The data protection expectations for employers are described in the Data Protection Acts 1988 and 2003 (‘the Acts’). The Data Protection (Amendment) Act, 2003 facilitates the European Data Protection Directive 95/46/EC. The Acts oversee the methods in which employers collect, keep and utilise personal data which they hold concerning employees (past, present and prospective). More stringent expectations are required regarding information of a personal nature specifically that relating to sensitive issues such as an individual’s race, religion, beliefs, health (physical and mental), sexual orientation, criminal record or membership of a trade union. A breach of these Acts can result in an investigation by the Data Protection Commissioner and the award of a fine or a compensation claim of up to €100,000 to aggrieved employees.
In their role as data collectors, employers, must make every effort to ensure that all sensitive data relating to their employees is controlled and processed in a fair manner. They must ensure that it is meticulous and updated and is not retained for any longer than is reasonably necessary. It is necessary for stringent security measures to be taken by employers to ensure that there is no unauthorised access to the data and that no alteration, exposure or unauthorised destruction of the data can occur. Employers undertake to publish a Data Protection Policy, which explains the data protection methods and articulate a specific data retention period. Staff training on the issues of data protection should also be a requirement.
Employee Access to Data
Employees have the right to request access to the information stored about them as data subjects and they can make a subject access request. This entitles them, subject to particular limited exceptions, to be told exactly what personal data exists about them and exactly who has access to it. They have the right to receive a copy of their personal data and to have elements of it changed or removed where there are errors. Employers are obliged to respond to written subject access requests as soon as reasonably possible or at least within 40 days from its receipt. Subject access requests cover personal information stored in both manual and electronic forms. Employers may make an administration charge of up to €6.35 for supplying employees with a copy of the relevant data.
Transmission of Data to Third Parties
Employers should not supply employees’ data to third parties in circumstances other than those which follow the principles and facilitating operations as defined in the Acts. It may be necessary to get specific agreement from the employee in circumstances where there is no legitimate business purpose for sharing information, depending on the nature of the data and the authenticity of the third party.
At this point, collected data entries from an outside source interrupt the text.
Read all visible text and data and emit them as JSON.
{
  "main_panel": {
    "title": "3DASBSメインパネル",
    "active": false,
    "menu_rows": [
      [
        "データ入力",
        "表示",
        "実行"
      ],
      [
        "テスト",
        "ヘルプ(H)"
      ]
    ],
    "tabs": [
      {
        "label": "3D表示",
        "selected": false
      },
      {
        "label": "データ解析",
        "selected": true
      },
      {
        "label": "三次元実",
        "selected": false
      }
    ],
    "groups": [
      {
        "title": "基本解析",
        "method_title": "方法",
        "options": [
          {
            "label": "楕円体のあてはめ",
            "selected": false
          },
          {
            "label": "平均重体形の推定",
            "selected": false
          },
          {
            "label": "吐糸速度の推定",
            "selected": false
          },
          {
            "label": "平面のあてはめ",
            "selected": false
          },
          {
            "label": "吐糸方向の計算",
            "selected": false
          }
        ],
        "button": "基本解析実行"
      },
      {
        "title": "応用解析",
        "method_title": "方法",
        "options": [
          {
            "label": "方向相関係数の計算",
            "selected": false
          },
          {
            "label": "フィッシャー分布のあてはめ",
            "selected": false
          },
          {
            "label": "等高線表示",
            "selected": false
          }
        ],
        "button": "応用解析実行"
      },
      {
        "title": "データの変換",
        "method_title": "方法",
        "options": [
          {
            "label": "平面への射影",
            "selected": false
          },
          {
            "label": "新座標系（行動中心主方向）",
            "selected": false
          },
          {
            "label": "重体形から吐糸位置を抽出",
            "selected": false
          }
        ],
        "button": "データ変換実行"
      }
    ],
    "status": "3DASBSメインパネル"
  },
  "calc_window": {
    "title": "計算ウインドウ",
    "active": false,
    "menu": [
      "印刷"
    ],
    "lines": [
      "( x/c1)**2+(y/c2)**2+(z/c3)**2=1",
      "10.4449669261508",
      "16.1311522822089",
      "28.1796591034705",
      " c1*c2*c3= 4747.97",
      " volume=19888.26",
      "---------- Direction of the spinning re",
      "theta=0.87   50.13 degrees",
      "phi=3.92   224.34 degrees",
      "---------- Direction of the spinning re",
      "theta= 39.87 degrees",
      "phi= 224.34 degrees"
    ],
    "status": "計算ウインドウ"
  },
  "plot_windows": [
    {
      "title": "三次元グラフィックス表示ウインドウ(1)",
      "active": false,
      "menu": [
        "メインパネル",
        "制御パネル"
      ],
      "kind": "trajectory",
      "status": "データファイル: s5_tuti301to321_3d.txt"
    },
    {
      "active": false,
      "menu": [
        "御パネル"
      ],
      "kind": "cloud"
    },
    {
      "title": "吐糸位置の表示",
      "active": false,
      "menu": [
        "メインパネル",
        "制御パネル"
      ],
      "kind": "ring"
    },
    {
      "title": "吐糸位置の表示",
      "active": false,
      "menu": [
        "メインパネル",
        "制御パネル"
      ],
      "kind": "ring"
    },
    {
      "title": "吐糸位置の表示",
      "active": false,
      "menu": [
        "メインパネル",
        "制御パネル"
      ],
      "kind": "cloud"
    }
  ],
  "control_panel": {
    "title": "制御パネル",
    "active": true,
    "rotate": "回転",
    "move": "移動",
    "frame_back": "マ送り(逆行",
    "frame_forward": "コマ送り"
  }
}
Where the data is being referred to a third party within the European Economic Area (EEA) a written contract should be enacted, where the recipient agrees to use the data only in with the consent of instructions from the transferor and only with due regard to the security restrictions outlined in the Acts. In circumstance where the third party is outside the EEA, the Acts specifically ban any transfer of data unless that country can ensure it has a satisfactory level of protection for sensitive data or if one of a series of defined exceptions are applicable.
In circumstances where employee data is asked for relating to a commercial transaction, anonymous data should be supplied where possible. If this is not acceptable, the recipient must to agree in a written form that any personal data will only be used for the specific transaction, that it will be kept securely and be returned or destroyed at the conclusion of the business.